CHARLOTTE, N.C. - The Department of Transportation is looking to infuse billions of dollars into infrastructure development as the industry continues to struggle with unknowns in federal policy.

New developments in federal transportation policy were discussed during a panel at the Bond Buyer’s Transportation/P3 Conference here on Tuesday.

Among the speakers was Duane Callender, director of the Credit Programs Office at the U.S. Department of Transportation’s Build America Bureau.

Callender said that federal loan programs have billions of dollars of authority available and are working to expend these funds as efficiently as possible to make money to finance innovative infrastructure programs more of a “known” than an “unknown.”

The bureau was set up last year and manages the Transportation Infrastructure Finance and Innovation Act (TIFIA) loan program and the Railroad Rehabilitation & Improvement Financing (RRIF) loan program among others.

Under the Fixing America's Surface Transportation (FAST) Act signed into law by Barack Obama in December 2015, TIFIA has about $300 million of loan authority available per year through 2020. The RRIF program was granted $35 billion of authority.

Callender said TIFIA has about a dozen projects in the pipeline set to close in the next fiscal year, with another 20 or so in the due diligence phase.
“We have more than enough to cover those,” he said.

Callender added that the nature of the RRIF program is beginning to change, shifting from loans as small as $55,000 to include more loans that look like TIFIA-type projects.

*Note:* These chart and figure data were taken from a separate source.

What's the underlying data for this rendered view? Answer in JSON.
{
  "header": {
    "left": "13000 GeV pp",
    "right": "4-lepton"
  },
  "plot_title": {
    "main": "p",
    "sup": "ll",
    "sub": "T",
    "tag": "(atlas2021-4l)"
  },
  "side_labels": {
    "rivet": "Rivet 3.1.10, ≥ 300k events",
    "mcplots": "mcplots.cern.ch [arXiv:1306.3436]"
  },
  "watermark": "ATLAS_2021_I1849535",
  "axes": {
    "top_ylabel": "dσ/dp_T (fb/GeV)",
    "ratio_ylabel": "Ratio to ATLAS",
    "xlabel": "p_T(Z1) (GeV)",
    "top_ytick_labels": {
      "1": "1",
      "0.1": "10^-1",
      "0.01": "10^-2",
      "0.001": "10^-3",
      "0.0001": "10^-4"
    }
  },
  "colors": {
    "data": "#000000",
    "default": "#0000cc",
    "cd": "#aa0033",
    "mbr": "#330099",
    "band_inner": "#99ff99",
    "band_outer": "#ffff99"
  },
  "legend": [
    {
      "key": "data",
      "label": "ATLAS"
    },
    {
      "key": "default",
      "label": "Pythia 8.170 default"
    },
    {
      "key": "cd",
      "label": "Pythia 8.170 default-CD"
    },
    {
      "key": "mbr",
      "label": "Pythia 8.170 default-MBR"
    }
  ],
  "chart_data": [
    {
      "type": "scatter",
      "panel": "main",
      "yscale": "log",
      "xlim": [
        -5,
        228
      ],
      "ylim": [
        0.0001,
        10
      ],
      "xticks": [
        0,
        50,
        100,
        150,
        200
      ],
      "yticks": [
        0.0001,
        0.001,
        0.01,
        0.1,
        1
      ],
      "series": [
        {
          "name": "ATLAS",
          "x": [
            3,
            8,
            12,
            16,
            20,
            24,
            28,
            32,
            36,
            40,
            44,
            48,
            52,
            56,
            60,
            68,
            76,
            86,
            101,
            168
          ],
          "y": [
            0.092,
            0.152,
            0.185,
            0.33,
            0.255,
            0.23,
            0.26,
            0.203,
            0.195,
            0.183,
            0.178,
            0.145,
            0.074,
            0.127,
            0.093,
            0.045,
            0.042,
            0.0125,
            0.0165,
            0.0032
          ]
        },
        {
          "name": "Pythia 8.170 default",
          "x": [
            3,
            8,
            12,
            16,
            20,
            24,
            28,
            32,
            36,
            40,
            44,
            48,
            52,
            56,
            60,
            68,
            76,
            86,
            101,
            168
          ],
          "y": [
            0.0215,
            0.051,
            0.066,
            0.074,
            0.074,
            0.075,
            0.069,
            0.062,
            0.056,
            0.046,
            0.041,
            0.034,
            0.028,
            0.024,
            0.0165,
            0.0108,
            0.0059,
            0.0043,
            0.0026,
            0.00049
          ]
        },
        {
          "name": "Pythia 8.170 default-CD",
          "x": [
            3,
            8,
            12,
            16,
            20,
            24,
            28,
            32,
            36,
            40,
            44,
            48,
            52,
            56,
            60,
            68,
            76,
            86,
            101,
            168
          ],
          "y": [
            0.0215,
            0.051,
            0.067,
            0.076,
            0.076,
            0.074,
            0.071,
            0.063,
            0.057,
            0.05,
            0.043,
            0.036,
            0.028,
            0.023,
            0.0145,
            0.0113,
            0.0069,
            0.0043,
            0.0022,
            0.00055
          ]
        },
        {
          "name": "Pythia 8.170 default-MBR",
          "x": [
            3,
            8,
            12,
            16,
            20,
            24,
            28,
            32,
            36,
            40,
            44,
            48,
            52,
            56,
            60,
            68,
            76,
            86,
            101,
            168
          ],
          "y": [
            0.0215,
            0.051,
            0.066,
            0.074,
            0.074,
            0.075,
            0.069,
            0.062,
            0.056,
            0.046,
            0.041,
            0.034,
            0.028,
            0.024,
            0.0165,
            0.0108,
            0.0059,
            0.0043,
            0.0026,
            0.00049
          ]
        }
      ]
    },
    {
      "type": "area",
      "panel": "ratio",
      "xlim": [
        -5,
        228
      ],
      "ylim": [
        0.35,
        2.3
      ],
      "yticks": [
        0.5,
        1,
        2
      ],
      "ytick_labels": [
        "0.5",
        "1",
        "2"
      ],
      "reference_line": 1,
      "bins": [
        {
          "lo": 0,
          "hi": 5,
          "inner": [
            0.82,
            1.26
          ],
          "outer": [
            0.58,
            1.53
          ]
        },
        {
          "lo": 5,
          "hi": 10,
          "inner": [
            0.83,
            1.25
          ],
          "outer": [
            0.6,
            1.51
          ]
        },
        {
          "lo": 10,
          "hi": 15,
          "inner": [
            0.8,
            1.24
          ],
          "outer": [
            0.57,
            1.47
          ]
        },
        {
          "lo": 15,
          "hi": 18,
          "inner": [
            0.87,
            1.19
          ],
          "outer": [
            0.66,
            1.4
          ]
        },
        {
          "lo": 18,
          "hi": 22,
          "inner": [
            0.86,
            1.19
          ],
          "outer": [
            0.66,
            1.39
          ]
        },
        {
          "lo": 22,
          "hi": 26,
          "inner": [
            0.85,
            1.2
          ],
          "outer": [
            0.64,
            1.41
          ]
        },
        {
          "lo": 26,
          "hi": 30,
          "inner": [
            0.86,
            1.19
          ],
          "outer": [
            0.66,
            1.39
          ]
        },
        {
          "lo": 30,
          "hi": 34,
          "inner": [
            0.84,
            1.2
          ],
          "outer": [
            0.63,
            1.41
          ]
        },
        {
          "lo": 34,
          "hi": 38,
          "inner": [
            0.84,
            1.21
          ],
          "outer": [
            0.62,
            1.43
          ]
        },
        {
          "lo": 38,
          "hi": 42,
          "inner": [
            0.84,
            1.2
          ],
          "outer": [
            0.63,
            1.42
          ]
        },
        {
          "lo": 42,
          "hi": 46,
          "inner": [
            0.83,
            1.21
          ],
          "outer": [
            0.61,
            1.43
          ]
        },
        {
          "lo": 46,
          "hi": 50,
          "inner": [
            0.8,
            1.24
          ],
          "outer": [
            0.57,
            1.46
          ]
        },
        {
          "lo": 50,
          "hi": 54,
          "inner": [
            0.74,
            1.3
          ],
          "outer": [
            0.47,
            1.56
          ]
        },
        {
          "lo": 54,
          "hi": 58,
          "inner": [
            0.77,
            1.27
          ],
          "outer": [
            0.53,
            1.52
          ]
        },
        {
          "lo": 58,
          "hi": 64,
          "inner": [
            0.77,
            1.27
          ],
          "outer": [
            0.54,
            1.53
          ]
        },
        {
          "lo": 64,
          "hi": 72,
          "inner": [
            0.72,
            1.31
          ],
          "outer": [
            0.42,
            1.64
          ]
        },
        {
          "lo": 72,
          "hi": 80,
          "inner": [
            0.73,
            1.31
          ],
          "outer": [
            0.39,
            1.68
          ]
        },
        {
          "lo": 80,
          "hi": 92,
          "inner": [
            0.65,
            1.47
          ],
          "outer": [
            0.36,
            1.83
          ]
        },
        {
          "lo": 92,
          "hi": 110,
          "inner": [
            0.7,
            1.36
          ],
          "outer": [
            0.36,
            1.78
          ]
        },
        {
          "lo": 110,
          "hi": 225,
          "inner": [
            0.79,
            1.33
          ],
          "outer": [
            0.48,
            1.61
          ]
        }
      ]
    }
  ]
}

RRIF funds can be used to acquire, improve, or rehabilitate intermodal or rail equipment and facilities, refinance outstanding debt incurred for those purposes, and develop or establish new intermodal or railroad facilities. Callender said the DOT has worked to improve its efficiency, acknowledging that the TIFIA process has not always been swift and smooth.

“We have been under-utilized,” he said.

Other panelists were complimentary of the Build America Bureau, saying they have seen a real improvement in engagement with the federal government over the past year. But panelists also agreed that there is anxiety over the uncertainty of federal policy and that the DOT could be doing more to help educate state and local governments about innovative finance such as public-private partnerships (P3s).

Among the unknowns is Donald Trump’s promised $1 trillion infrastructure plan, details of which are still unclear. Although it was originally assumed to rely heavily on P3s, the president has informally backed away from that position following his remark to a group of lawmakers in September that P3s “don’t work.”

Thomas Madison, executive director at the Cornell University Program in Infrastructure Policy, said there is “frustration” over how to overcome persistent funding challenges in infrastructure.

“There’s real concern over uncertainty,” he said, adding that the federal government has the platform to be able to educate state and local governments and should be doing more of it.

Stephanie Wagner, a partner at Mayer Brown, said that some state DOT’s are keyed-in and will be “repeat players” in the P3 market, but other states might have only rare projects that are revenue-producing and fit into a P3 model. Some states still lack statutory authority to enter into P3s at all, she said.

Stephanie Wagner

In a later luncheon speech, the bureau's former executive director Martin Klepper said he is growing "increasingly concerned" about the fate of the trillion-dollar infrastructure plan due to the administration's mixed signals.

Trump's comment about P3s not working could imply a lack of White House support for P3s, he said, adding he now doubts whether local governments will see increases in federal investment in the near future. Even if a new infrastructure bill were to pass a year or so from now, he said, it would take six months to a year for the agencies to implement new programs.

"We're really looking at two years from now," he said.

The conference began Monday evening and concludes on Wednesday.